Est-ce justement une volonté des deux puissances de réduire cette dépendance envers les Etats-Unis et l’Europe ? Du point de vue russe, c’est une volonté de diversifier les exportations d’hydrocarbures et de gaz. Mais de son côté, la Chine importe peu de la Russie. Son pétrole vient principalement du Moyen–Orient ou d’Afrique. La Russie ne constitue que l’un de ces fournisseurs car la Chine a des besoins importants notamment en gaz naturel. Le pays importe donc de beaucoup de pays
, notamment en Asie centrale. La Russie n’a pas encore atteint un niveau d’exportation qui pourrait constituer un moyen de pression sur la Chine. Hormis cette entente que les deux chefs d’Etats n’ont pas manqué d’exposer la semaine à l’Apec, existe-t-il toujours une méfiance politique entre les deux pays ? Je crois qu’il y a plus de méfiance du côté russe que du côté chinois parce qu’une nouvelle asymétrie s’est créée. Depuis 2010, la Chine est devenue la
deuxième puissance économique mondiale.
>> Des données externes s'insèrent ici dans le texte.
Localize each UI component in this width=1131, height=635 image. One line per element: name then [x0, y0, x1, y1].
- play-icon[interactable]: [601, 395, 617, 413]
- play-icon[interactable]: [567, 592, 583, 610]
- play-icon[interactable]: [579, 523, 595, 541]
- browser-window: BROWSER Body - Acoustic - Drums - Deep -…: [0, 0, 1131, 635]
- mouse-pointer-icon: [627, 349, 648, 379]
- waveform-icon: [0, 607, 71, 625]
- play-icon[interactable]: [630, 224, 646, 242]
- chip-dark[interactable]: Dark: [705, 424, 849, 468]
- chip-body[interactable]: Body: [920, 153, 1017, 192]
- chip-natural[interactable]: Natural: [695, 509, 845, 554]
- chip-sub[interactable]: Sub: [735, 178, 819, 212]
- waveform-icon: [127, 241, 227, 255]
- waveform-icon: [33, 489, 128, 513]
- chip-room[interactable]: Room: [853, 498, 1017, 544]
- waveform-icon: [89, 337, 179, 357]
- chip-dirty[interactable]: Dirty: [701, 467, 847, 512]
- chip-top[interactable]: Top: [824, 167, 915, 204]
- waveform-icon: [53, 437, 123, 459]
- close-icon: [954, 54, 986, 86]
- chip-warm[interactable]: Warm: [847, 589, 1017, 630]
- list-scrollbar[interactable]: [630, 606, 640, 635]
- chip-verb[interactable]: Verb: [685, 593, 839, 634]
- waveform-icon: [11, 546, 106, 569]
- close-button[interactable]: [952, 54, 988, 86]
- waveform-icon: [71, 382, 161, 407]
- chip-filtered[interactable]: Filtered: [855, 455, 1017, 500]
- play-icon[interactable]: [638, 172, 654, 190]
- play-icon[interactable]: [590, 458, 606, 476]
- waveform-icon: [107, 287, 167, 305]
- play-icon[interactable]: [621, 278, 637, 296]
La Russie arrive loin derrière (8
e puissance économique au monde en valeur, ndlr), et surtout son
économie n’est pas en très bonne santé qui dépend principalement des exportations de produits énergétiques ou de produits de matières premières. La relation s‘est plutôt développée ces dernières années en faveur de la Chine. C’est pour ça que les Russes ont une certaine réserve à l’égard de cette relation. Avec Poutine et la crise autour de l’Ukraine, la relation entre la Russie et la Chine s’est resserrée. La question que l’on peut maintenant se poser c’est de savoir combien de temps cela va durer. A l’avenir, est-ce que ce partenariat stratégique pourra rester aussi étroit, aussi solide à plus long terme ? Les Russes essaieront sûrement de ne pas devenir trop dépendants de la Chine. Ils maintiendront une forme de distance parce qu’ils se méfient notamment des ambitions chinoises à la fois économiques et diplomatiques en Asie centrale et de son influence économique grandissante en Sibérie. Cette relation n’est donc pas dénuée d’arrière-pensées mais qui sont, pour l’instant, relayées au second plan. Clairement, c’est la solidarité qui l’emporte. Parce que des deux côtés il y a une volonté de rééquilibre ou de se mettre en opposition à l’Occident
, en général
, et notamment aux Etats-Unis. C’est le cas sur la crise en Ukraine qui, au départ, ne servait pourtant pas les intérêts de la Chine. L’annexion de la Crimée par la Russie va à l’encontre de ce que pense la Chine sur l’indépendance des nations, la non-ingérence dans les affaires intérieures des autres pays. Mais au nom de sa solidarité avec la Russie et de son opposition à l’Occident, la Chine a mis cette affaire de côté et s’est montrée très discrète sur cette affaire, la critiquant à peine.